Il 12 luglio 2007, il giorno in cui mio figlio sarebbe dovuto nascere, andai a New York per servire Dio ed aiutare uomini e donne in situazioni come quella in cui ero io. Mentre ero lì ho prestato assistenza a circa 500 uomini e donne e, attraverso Dio, ho salvato almeno 100 vite dall’aborto.

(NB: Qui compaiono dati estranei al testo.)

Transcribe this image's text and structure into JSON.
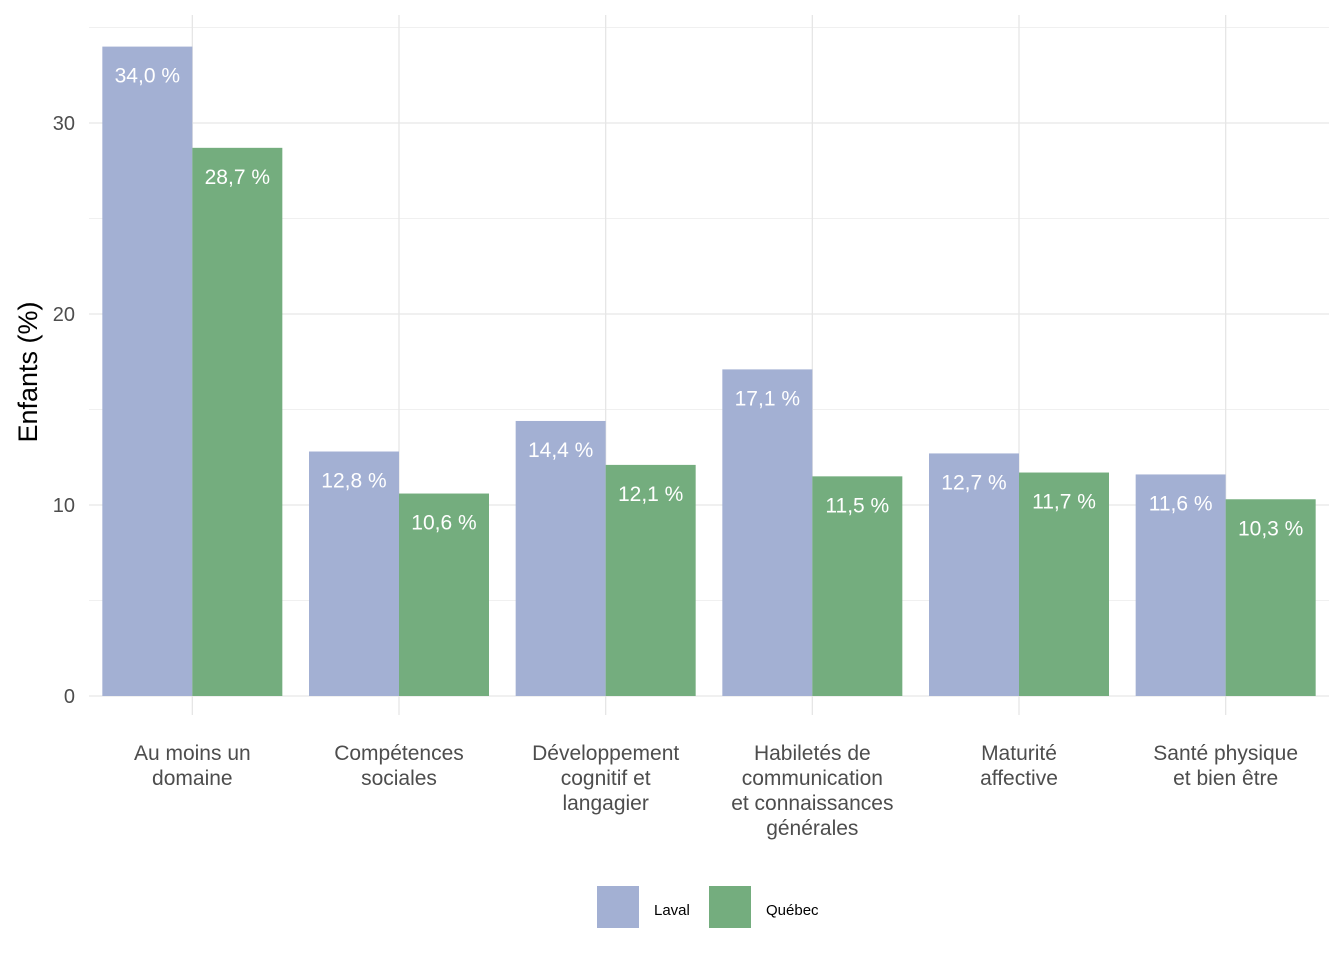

Ho continuato a fare questo lavoro a Manchester nel New Hampshire facendo assistenza per la strada, nei centri, ho coordinato “40 giorni per la vita” nel New Hampshire, e ho cominciato a parlare in diverse chiese ed eventi, parlando della mia esperienza e di come l’aborto colpisca gli uomini. Mi sono recentemente spostato in Florida dove sto facendo lo stesso lavoro. Anche se non sono mai riuscito ad incontrare mio figlio, il mio bambino mi manca ogni giorno. So che mio figlio ora è tra le braccia di Gesù ed io lo incontrerò e lo abbraccerò in Cielo.